1 Wijders geschiedde des HEEREN woord tot mij, zeggende:
And the word of Jehovah came unto me, saying,
2 Mensenkind! zet uw aangezicht tegen het gebergte Seir, en profeteer tegen hetzelve,
Son of man, set thy face against mount Seir, and prophesy against it,
3 En zeg tot hetzelve: Alzo zegt de Heere HEERE: Zie, Ik wil aan u, o gebergte Seir! en Ik zal Mijn hand tegen u uitstrekken, en zal u stellen tot een verwoesting en een schrik.
and say unto it, Thus saith the Lord Jehovah: Behold, I am against thee, mount Seir, and I will stretch out my hand upon thee, and I will make thee a desolation and an astonishment.
4 Ik zal uw steden stellen tot eenzaamheid, en gij zult een verwoesting worden, en zult weten, dat Ik de HEERE ben.
I will lay thy cities waste, and thou shalt be a desolation: and thou shalt know that I [am] Jehovah.
5 Omdat gij een eeuwige vijandschap hebt, en hebt de kinderen Israels doen wegvloeien door het geweld des zwaards, ten tijde huns verderfs, ten tijde der uiterste ongerechtigheid;
Because thou hast had a perpetual hatred, and hast given over the children of Israel to the power of the sword, in the time of their calamity, in the time of the iniquity of the end;
6 Daarom, zo waarachtig als Ik leef, spreekt de Heere HEERE; Ik zal u voorzeker ten bloede bereiden, en het bloed zal u vervolgen; alzo gij het bloed niet hebt gehaat, zal u het bloed ook vervolgen.
therefore, [as] I live, saith the Lord Jehovah, I will certainly appoint thee unto blood, and blood shall pursue thee; since thou hast not hated blood, blood shall pursue thee.
7 En Ik zal het gebergte Seir tot de uiterste verwoesting stellen; en Ik zal uit hetzelve uitroeien dien, die er doorgaat, en dien, die wederkeert.

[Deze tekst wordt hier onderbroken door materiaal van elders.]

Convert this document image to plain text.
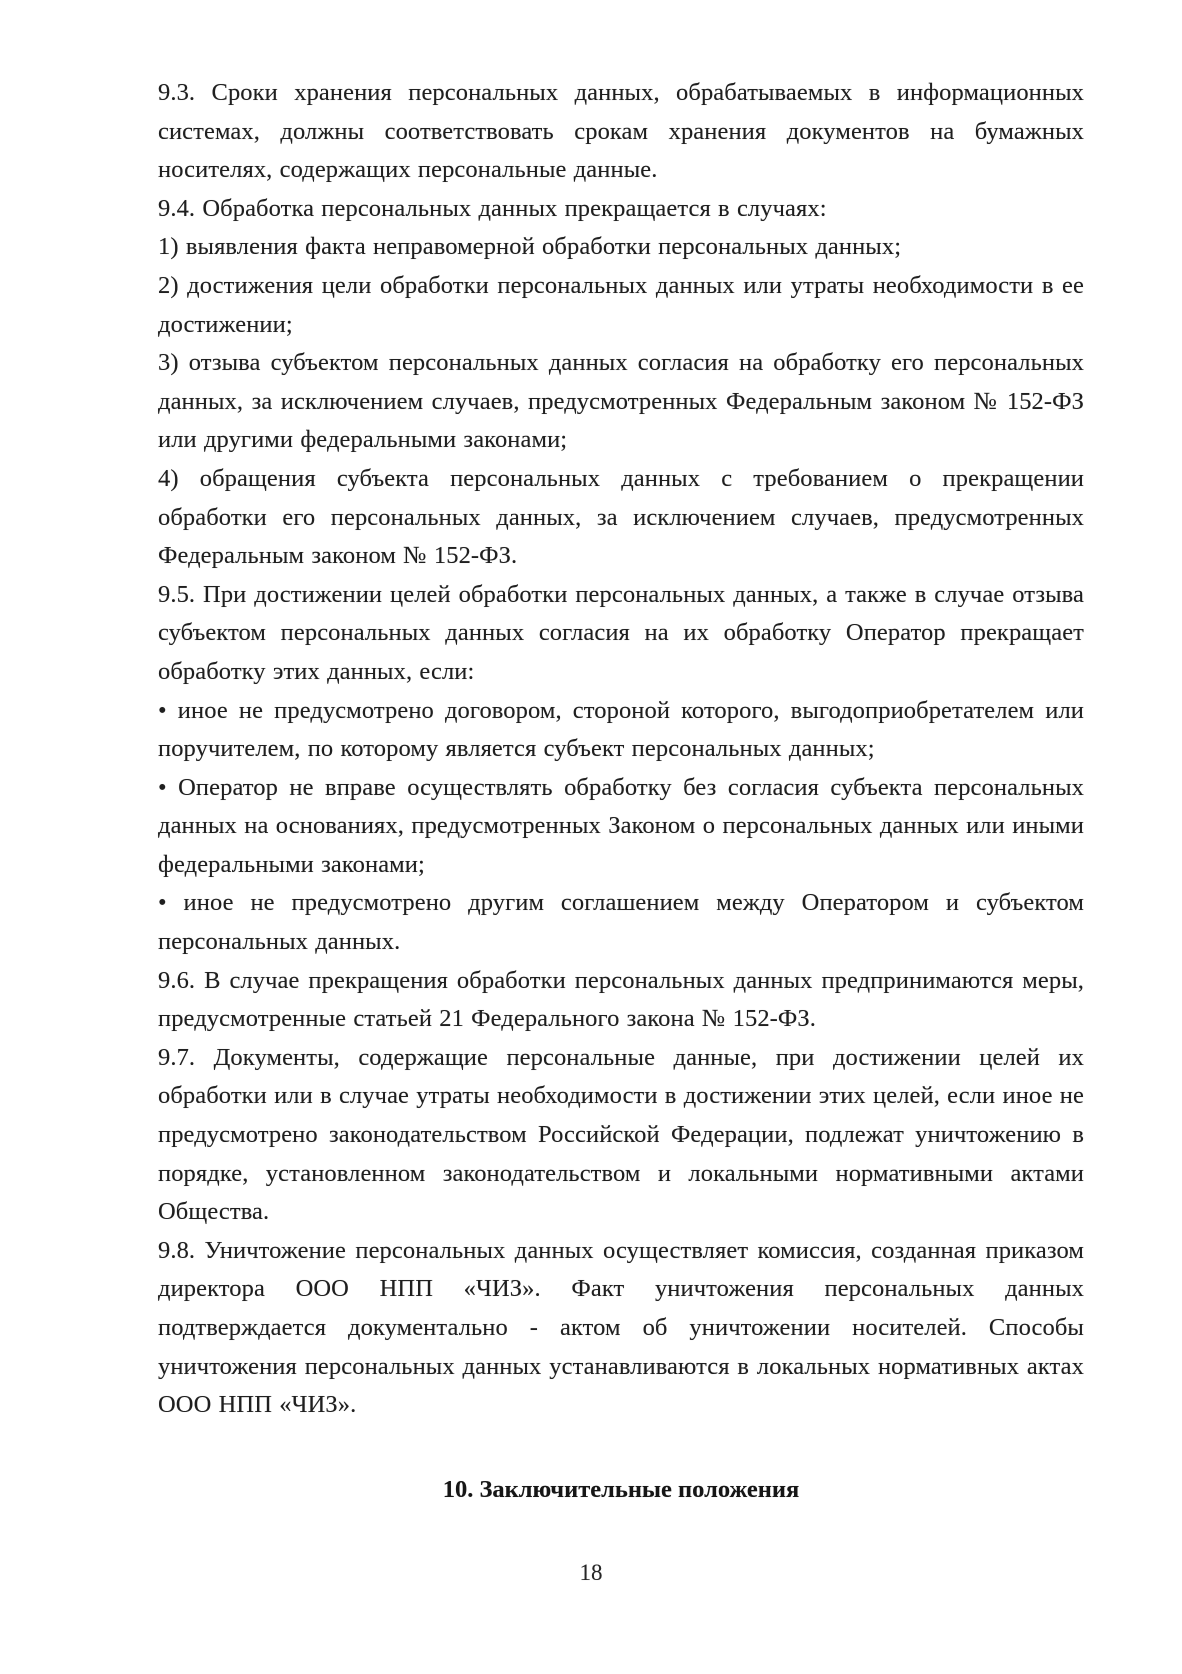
9.3. Сроки хранения персональных данных, обрабатываемых в информационных системах, должны соответствовать срокам хранения документов на бумажных носителях, содержащих персональные данные.

9.4. Обработка персональных данных прекращается в случаях:

1) выявления факта неправомерной обработки персональных данных;

2) достижения цели обработки персональных данных или утраты необходимости в ее достижении;

3) отзыва субъектом персональных данных согласия на обработку его персональных данных, за исключением случаев, предусмотренных Федеральным законом № 152-ФЗ или другими федеральными законами;

4) обращения субъекта персональных данных с требованием о прекращении обработки его персональных данных, за исключением случаев, предусмотренных Федеральным законом № 152-ФЗ.

9.5. При достижении целей обработки персональных данных, а также в случае отзыва субъектом персональных данных согласия на их обработку Оператор прекращает обработку этих данных, если:

• иное не предусмотрено договором, стороной которого, выгодоприобретателем или поручителем, по которому является субъект персональных данных;

• Оператор не вправе осуществлять обработку без согласия субъекта персональных данных на основаниях, предусмотренных Законом о персональных данных или иными федеральными законами;

• иное не предусмотрено другим соглашением между Оператором и субъектом персональных данных.

9.6. В случае прекращения обработки персональных данных предпринимаются меры, предусмотренные статьей 21 Федерального закона № 152-ФЗ.

9.7. Документы, содержащие персональные данные, при достижении целей их обработки или в случае утраты необходимости в достижении этих целей, если иное не предусмотрено законодательством Российской Федерации, подлежат уничтожению в порядке, установленном законодательством и локальными нормативными актами Общества.

9.8. Уничтожение персональных данных осуществляет комиссия, созданная приказом директора ООО НПП «ЧИЗ». Факт уничтожения персональных данных подтверждается документально - актом об уничтожении носителей. Способы уничтожения персональных данных устанавливаются в локальных нормативных актах ООО НПП «ЧИЗ».

10. Заключительные положения
18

And I will make mount Seir a desolation and an astonishment, and cut off from it him that passeth out and him that returneth;
8 En Ik zal zijn bergen met zijn verslagenen vervullen; uw heuvelen, en uw dalen, en al uw stromen, in dezelve zullen de verslagenen van het zwaard liggen.

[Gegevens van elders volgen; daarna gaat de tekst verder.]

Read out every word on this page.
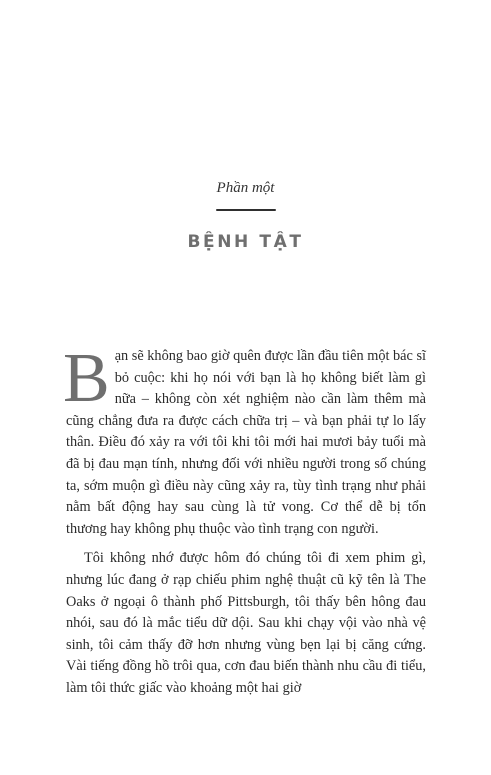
Phần một
BỆNH TẬT

Bạn sẽ không bao giờ quên được lần đầu tiên một bác sĩ bỏ cuộc: khi họ nói với bạn là họ không biết làm gì nữa – không còn xét nghiệm nào cần làm thêm mà cũng chẳng đưa ra được cách chữa trị – và bạn phải tự lo lấy thân. Điều đó xảy ra với tôi khi tôi mới hai mươi bảy tuổi mà đã bị đau mạn tính, nhưng đối với nhiều người trong số chúng ta, sớm muộn gì điều này cũng xảy ra, tùy tình trạng như phải nằm bất động hay sau cùng là tử vong. Cơ thể dễ bị tổn thương hay không phụ thuộc vào tình trạng con người.

Tôi không nhớ được hôm đó chúng tôi đi xem phim gì, nhưng lúc đang ở rạp chiếu phim nghệ thuật cũ kỹ tên là The Oaks ở ngoại ô thành phố Pittsburgh, tôi thấy bên hông đau nhói, sau đó là mắc tiểu dữ dội. Sau khi chạy vội vào nhà vệ sinh, tôi cảm thấy đỡ hơn nhưng vùng bẹn lại bị căng cứng. Vài tiếng đồng hồ trôi qua, cơn đau biến thành nhu cầu đi tiểu, làm tôi thức giấc vào khoảng một hai giờ
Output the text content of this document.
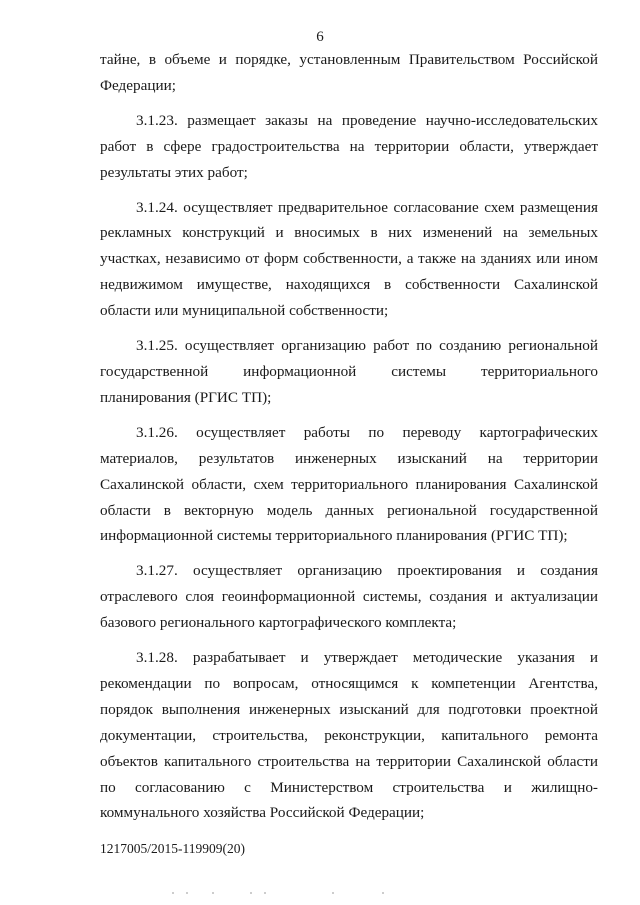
6

тайне, в объеме и порядке, установленным Правительством Российской Федерации;

3.1.23. размещает заказы на проведение научно-исследовательских работ в сфере градостроительства на территории области, утверждает результаты этих работ;

3.1.24. осуществляет предварительное согласование схем размещения рекламных конструкций и вносимых в них изменений на земельных участках, независимо от форм собственности, а также на зданиях или ином недвижимом имуществе, находящихся в собственности Сахалинской области или муниципальной собственности;

3.1.25. осуществляет организацию работ по созданию региональной государственной информационной системы территориального планирования (РГИС ТП);

3.1.26. осуществляет работы по переводу картографических материалов, результатов инженерных изысканий на территории Сахалинской области, схем территориального планирования Сахалинской области в векторную модель данных региональной государственной информационной системы территориального планирования (РГИС ТП);

3.1.27. осуществляет организацию проектирования и создания отраслевого слоя геоинформационной системы, создания и актуализации базового регионального картографического комплекта;

3.1.28. разрабатывает и утверждает методические указания и рекомендации по вопросам, относящимся к компетенции Агентства, порядок выполнения инженерных изысканий для подготовки проектной документации, строительства, реконструкции, капитального ремонта объектов капитального строительства на территории Сахалинской области по согласованию с Министерством строительства и жилищно-коммунального хозяйства Российской Федерации;

1217005/2015-119909(20)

and I will fill his mountains with his slain. In thy hills, and in thy valleys, and in all thy water-courses shall they fall that are slain with the sword.

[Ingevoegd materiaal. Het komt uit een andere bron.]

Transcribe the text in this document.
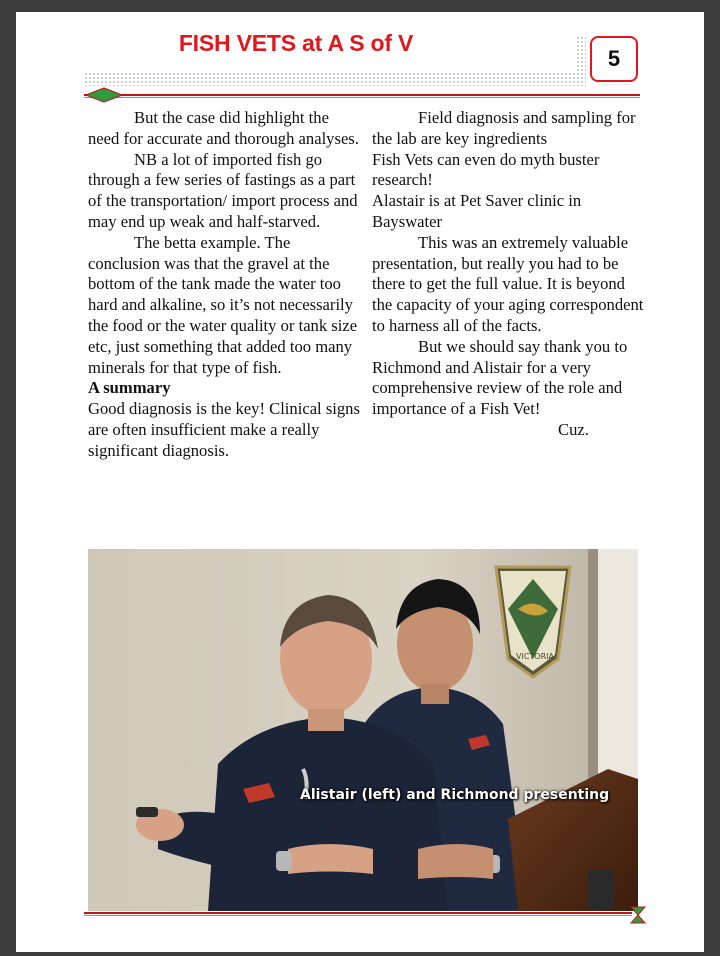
FISH VETS at A S of V
5

But the case did highlight the need for accurate and thorough analyses.

NB a lot of imported fish go through a few series of fastings as a part of the transportation/ import process and may end up weak and half-starved.

The betta example. The conclusion was that the gravel at the bottom of the tank made the water too hard and alkaline, so it’s not necessarily the food or the water quality or tank size etc, just something that added too many minerals for that type of fish.

A summary

Good diagnosis is the key! Clinical signs are often insufficient make a really significant diagnosis.

Field diagnosis and sampling for the lab are key ingredients

Fish Vets can even do myth buster research!

Alastair is at Pet Saver clinic in Bayswater

This was an extremely valuable presentation, but really you had to be there to get the full value. It is beyond the capacity of your aging correspondent to harness all of the facts.

But we should say thank you to Richmond and Alistair for a very comprehensive review of the role and importance of a Fish Vet!

Cuz.

VICTORIA
Alistair (left) and Richmond presenting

9 Tot eeuwige verwoestingen zal Ik u stellen, en uw steden zullen niet bewoond worden; alzo zult gij weten, dat Ik de HEERE ben.
I will make thee perpetual desolations, and thy cities shall not be inhabited: and ye shall know that I [am] Jehovah.
10 Omdat gij zegt: Die twee volken en die twee landen zullen mij geworden, en wij zullen ze erfelijk bezitten, ofschoon de HEERE daar ware;
Because thou hast said, These two nations and these two countries shall be mine, and we will possess it, whereas Jehovah was there:
11 Daarom, zo waarachtig als Ik leef, spreekt de Heere HEERE: Ik zal ook handelen naar uw toorn en naar uw nijdigheid, die gij uit uw haat tegen hen hebt te werk gesteld; en Ik zal bij hen bekend worden, wanneer Ik u zal gericht hebben.
therefore, [as] I live, saith the Lord Jehovah, I will even do according to thine anger and according to thine envy, as thou hast done out of thy hatred against them; and I will make myself known among them, when I shall judge thee.
12 En gij zult weten, dat Ik, de HEERE, al uw lasteringen gehoord heb, die gij tegen de bergen Israels gesproken hebt, zeggende: Zij zijn verwoest, zij zijn ons ter spijze gegeven.
And thou shalt know that I Jehovah have heard all thy reproaches, which thou hast uttered against the mountains of Israel, saying, They are laid desolate, they are given us to devour.
13 Alzo hebt gij u met uw mond tegen Mij groot gemaakt, en uw woorden tegen Mij vermenigvuldigd; Ik heb het gehoord.
And ye have magnified yourselves against me with your mouth, and have multiplied your words against me: I have heard [them].
14 Alzo zegt de Heere HEERE: Gelijk het ganse land verblijd is, alzo zal Ik u de verwoesting aandoen.
Thus saith the Lord Jehovah: When the whole earth rejoiceth, I will make thee a desolation.
15 Gelijk gij u verblijd hebt over de erfenis van het huis Israels, omdat zij verwoest is, alzo zal Ik aan u doen; het gebergte van Seir, en gans Edom, zal geheel een verwoesting worden; en zij zullen weten, dat Ik de HEERE ben.
As thou didst rejoice at the inheritance of the house of Israel, because it was desolated, so will I do unto thee: thou shalt be a desolation, O mount Seir, and all Edom, the whole of it: and they shall know that I [am] Jehovah.